Tu as déjà donné combien d’interviews dans lesquelles on ne t’a pas parlé de ton cousin Lilian ?…

Ce n’est pas arrivé une seule fois ! Systématiquement, il faut que le gars qui m’interviewe aborde le sujet.

Ce n’est pas parfois pesant ? Tu n’as pas envie de demander au gars s’il est venu pour parler de toi ou de ton cousin ?

C’est ce que je fais. Mais bon, je me dis aussi que c’est une fierté de porter ce nom, de faire partie de la famille d’une légende pareille. On sait tous le footballeur qu’il a été et le monsieur qu’il est aujourd’hui.

Il est arrivé qu’on t’appelle  » Lilian  » par erreur ?

Evidemment. Ça m’est arrivé et ça m’arrivera encore.

Tu as quels souvenirs de sa Coupe du Monde en 1998 ?

J’avais dix ans, j’étais en Guadeloupe, on regardait les matches en famille avec ceux qui n’avaient pas eu la chance de venir en France. On a eu des émotions immenses.

Ça t’étonne qu’il se soit engagé dans des projets qui ne sont pas directement liés au foot, comme la lutte contre le racisme ?

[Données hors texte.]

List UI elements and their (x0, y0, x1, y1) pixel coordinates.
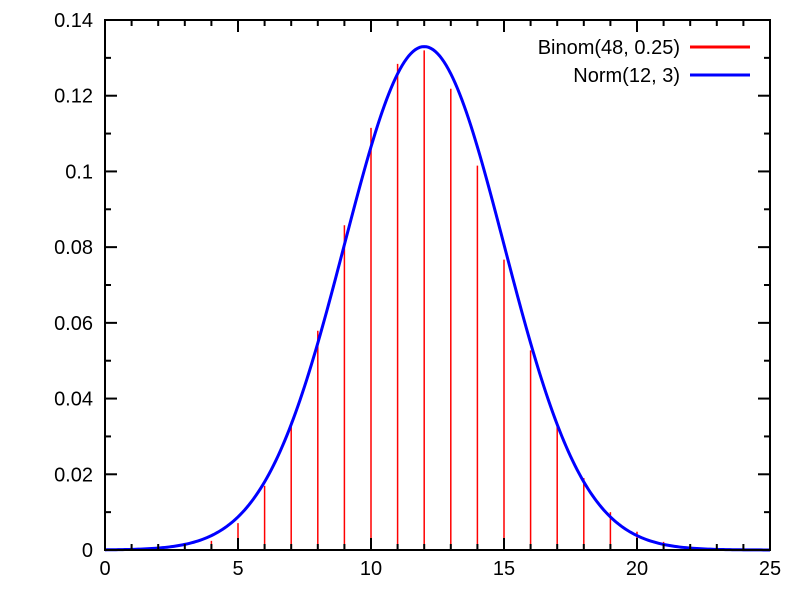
y-tick-label: 0.12 (54, 86, 93, 108)
y-tick-label: 0.04 (54, 389, 93, 411)
x-tick-label: 5 (232, 558, 243, 580)
x-tick-label: 0 (99, 558, 110, 580)
x-tick-label: 10 (360, 558, 382, 580)
y-tick-label: 0.06 (54, 313, 93, 335)
y-tick-label: 0.08 (54, 237, 93, 259)
plot-background (0, 0, 800, 600)
x-tick-label: 20 (626, 558, 648, 580)
x-tick-label: 25 (759, 558, 781, 580)
distribution-chart: 0510152025 00.020.040.060.080.10.120.14 … (0, 0, 800, 600)
y-tick-label: 0.14 (54, 10, 93, 32)
y-tick-label: 0 (82, 540, 93, 562)
y-tick-label: 0.1 (65, 161, 93, 183)
legend-item-label: Binom(48, 0.25) (538, 37, 680, 59)
y-tick-label: 0.02 (54, 464, 93, 486)
chart-bg (0, 0, 800, 600)
legend-item-label: Norm(12, 3) (573, 65, 680, 87)
x-tick-label: 15 (493, 558, 515, 580)
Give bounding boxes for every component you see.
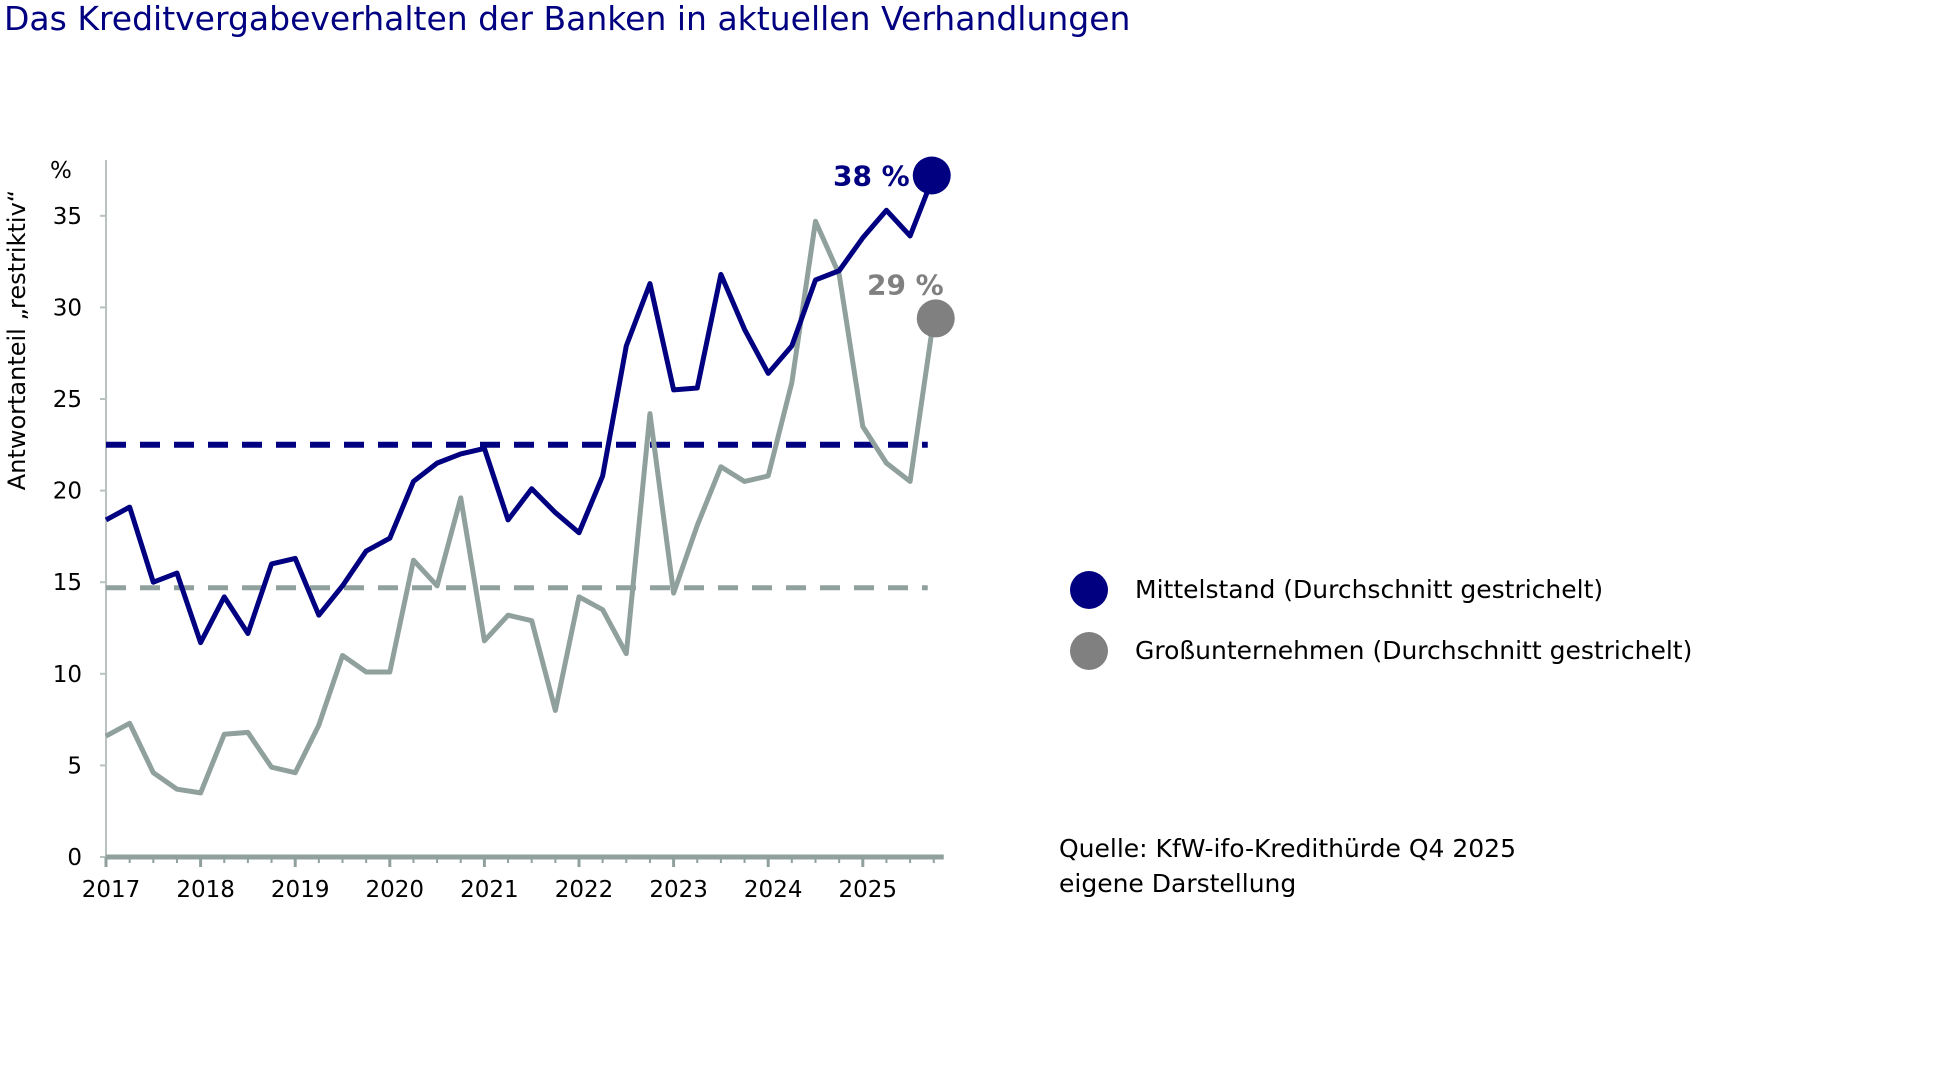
y-tick-label: 0 — [67, 845, 82, 871]
series-lines — [104, 174, 937, 796]
legend-marker-grossunternehmen — [1070, 632, 1108, 670]
average-lines — [106, 441, 928, 591]
y-tick-label: 30 — [53, 295, 82, 321]
x-tick-label: 2018 — [176, 877, 235, 903]
x-tick-label: 2017 — [82, 877, 141, 903]
source-line-2: eigene Darstellung — [1059, 869, 1296, 898]
y-axis-label: Antwortanteil „restriktiv“ — [3, 190, 31, 490]
end-label-mittelstand: 38 % — [833, 159, 910, 192]
y-tick-label: 15 — [53, 570, 82, 596]
x-tick-label: 2024 — [744, 877, 803, 903]
end-marker-grossunternehmen — [916, 299, 955, 338]
legend-marker-mittelstand — [1070, 571, 1108, 609]
x-tick-label: 2020 — [366, 877, 425, 903]
y-tick-label: 20 — [53, 479, 82, 505]
series-line-grossunternehmen — [104, 218, 937, 796]
y-tick-label: 5 — [67, 753, 82, 779]
legend: Mittelstand (Durchschnitt gestrichelt) G… — [1070, 571, 1692, 670]
legend-label-mittelstand: Mittelstand (Durchschnitt gestrichelt) — [1135, 575, 1603, 604]
y-tick-label: 10 — [53, 662, 82, 688]
end-marker-mittelstand — [912, 156, 951, 195]
source-line-1: Quelle: KfW-ifo-Kredithürde Q4 2025 — [1059, 834, 1516, 863]
y-tick-label: 35 — [53, 204, 82, 230]
x-tick-label: 2021 — [460, 877, 519, 903]
chart-title: Das Kreditvergabeverhalten der Banken in… — [4, 0, 1130, 38]
x-tick-label: 2023 — [649, 877, 708, 903]
series-line-mittelstand — [104, 174, 937, 646]
y-tick-label: 25 — [53, 387, 82, 413]
end-label-grossunternehmen: 29 % — [867, 268, 944, 301]
legend-label-grossunternehmen: Großunternehmen (Durchschnitt gestrichel… — [1135, 636, 1692, 665]
x-tick-label: 2022 — [555, 877, 614, 903]
end-markers: 38 % 29 % — [833, 156, 955, 338]
x-tick-label: 2025 — [839, 877, 898, 903]
y-axis-unit: % — [50, 158, 72, 184]
x-tick-label: 2019 — [271, 877, 330, 903]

Pas du tout. Parce qu’il a toujours été un peu intello. Si tu discutes avec Lilian… je ne peux pas me permettre de te dire qu’il aura un temps d’avance sur toi… mais il est loin quoi ! Très loin. Il faut arriver à le suivre. C’était déjà comme ça quand il était joueur. Dans la famille, on se doutait qu’il n’allait pas finir dans le monde du foot. Lui aussi, il le savait déjà.

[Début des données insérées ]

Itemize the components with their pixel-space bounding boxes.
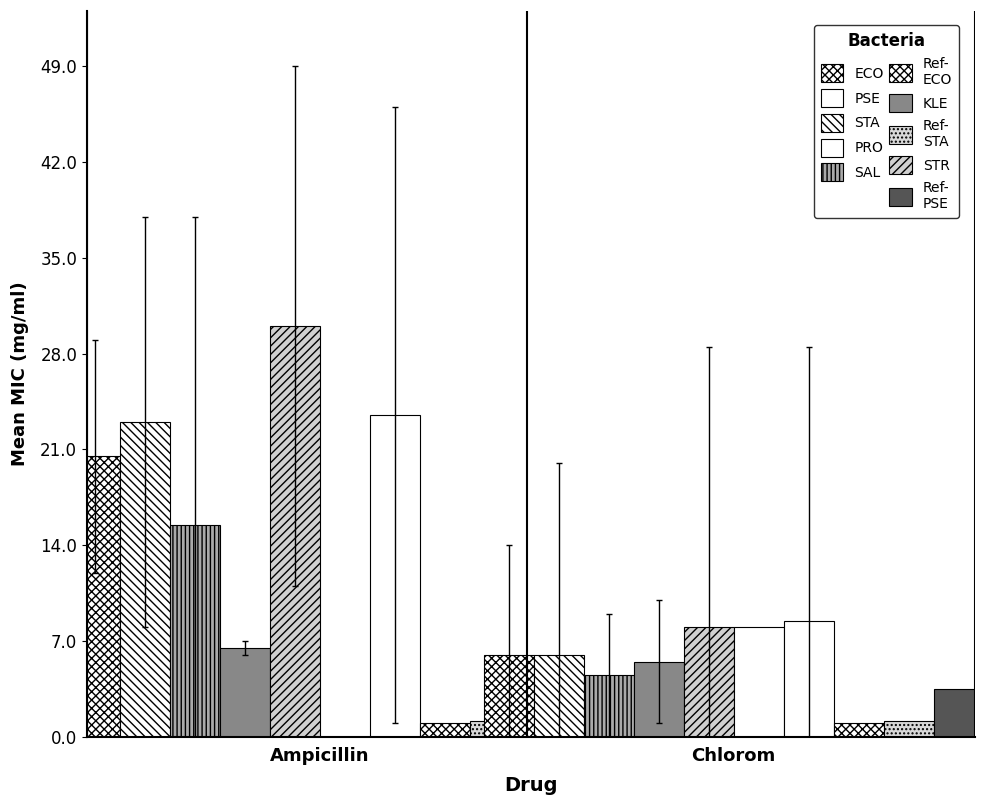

 » Un gardien noir en équipe de France, je trouvais ça fou  »

Mais ta source d’inspiration, c’était plus Bernard Lama. Pourquoi lui ?

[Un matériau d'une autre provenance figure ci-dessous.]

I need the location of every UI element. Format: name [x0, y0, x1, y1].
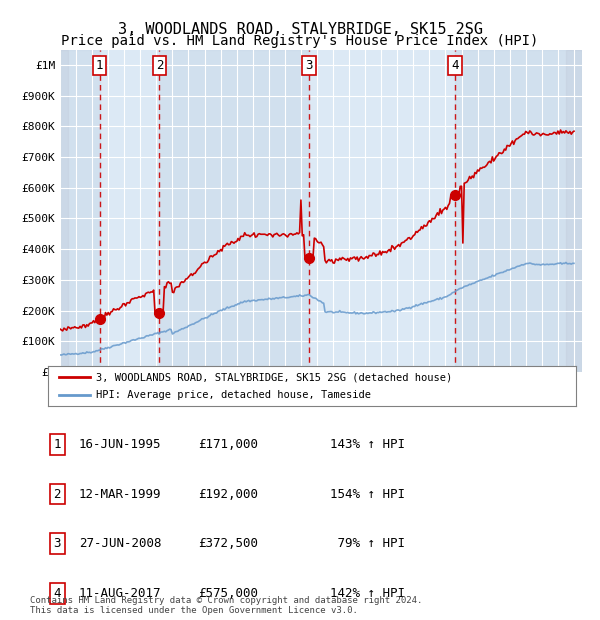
- Text: £372,500: £372,500: [198, 538, 258, 550]
- Text: HPI: Average price, detached house, Tameside: HPI: Average price, detached house, Tame…: [95, 390, 371, 400]
- Bar: [309, 50, 455, 372]
- Text: 3: 3: [53, 538, 61, 550]
- Text: Contains HM Land Registry data © Crown copyright and database right 2024.
This d: Contains HM Land Registry data © Crown c…: [30, 596, 422, 615]
- Bar: [100, 50, 160, 372]
- Text: 142% ↑ HPI: 142% ↑ HPI: [330, 587, 405, 600]
- Text: 79% ↑ HPI: 79% ↑ HPI: [330, 538, 405, 550]
- Text: 27-JUN-2008: 27-JUN-2008: [79, 538, 161, 550]
- Bar: [455, 50, 582, 372]
- Text: £192,000: £192,000: [198, 488, 258, 500]
- Bar: [160, 50, 309, 372]
- Text: 2: 2: [155, 60, 163, 72]
- Bar: [60, 50, 68, 372]
- Text: 1: 1: [96, 60, 103, 72]
- Text: £171,000: £171,000: [198, 438, 258, 451]
- Text: 3, WOODLANDS ROAD, STALYBRIDGE, SK15 2SG: 3, WOODLANDS ROAD, STALYBRIDGE, SK15 2SG: [118, 22, 482, 37]
- Text: 16-JUN-1995: 16-JUN-1995: [79, 438, 161, 451]
- Text: £575,000: £575,000: [198, 587, 258, 600]
- Text: 154% ↑ HPI: 154% ↑ HPI: [330, 488, 405, 500]
- Text: 4: 4: [53, 587, 61, 600]
- Bar: [60, 50, 100, 372]
- Text: 143% ↑ HPI: 143% ↑ HPI: [330, 438, 405, 451]
- Text: Price paid vs. HM Land Registry's House Price Index (HPI): Price paid vs. HM Land Registry's House …: [61, 34, 539, 48]
- Text: 3, WOODLANDS ROAD, STALYBRIDGE, SK15 2SG (detached house): 3, WOODLANDS ROAD, STALYBRIDGE, SK15 2SG…: [95, 372, 452, 382]
- Text: 3: 3: [305, 60, 313, 72]
- Text: 12-MAR-1999: 12-MAR-1999: [79, 488, 161, 500]
- Text: 1: 1: [53, 438, 61, 451]
- Bar: [566, 50, 582, 372]
- Text: 11-AUG-2017: 11-AUG-2017: [79, 587, 161, 600]
- Text: 4: 4: [452, 60, 459, 72]
- Text: 2: 2: [53, 488, 61, 500]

Oui, c’est clair que mon idole, c’était lui. Il y a un truc qui me marquait très fort quand j’étais gosse : un gardien noir en équipe de France, je trouvais ça fou. Ça n’avait aucun caractère racial, mais le fait de voir ce Noir dans le but… Et puis il y avait son jeu. Je le regardais, je me disais : -Putain, c’est un chat ! J’adorais son style, ses prises de balle, son jeu au pied, son côté spectaculaire, les risques qu’il prenait, son côté fou, inconscient. En plus, il était black et il jouait avec Lilian !

Comment ça se passe quand tu le rencontres ?

J’ai attendu longtemps ! C’était peu de temps avant mon transfert au Standard. J’aurais pu le voir des années plus tôt, il aurait suffi que je demande à mon cousin, il m’aurait arrangé le coup. Mais… je n’osais pas. Maintenant, c’est fait, et franchement, je souhaite à tous les gens de pouvoir rencontrer une fois leur idole. Ça a été une journée fabuleuse. J’étais assis à côté de Bernard Lama ! Je parlais avec lui. Il m’a expliqué plein de trucs, j’étais comme une éponge, j’absorbais tout. J’étais comme un petit gamin devant une tour de bonbons ou un immense magasin de jouets. C’est sans doute le week-end le plus inoubliable de ma vie. Avec Troyes, on fait 2-2 contre Saint-Etienne, le lendemain je suis invité à Canal Football Club, puis je rencontre Bernard Lama dans la foulée.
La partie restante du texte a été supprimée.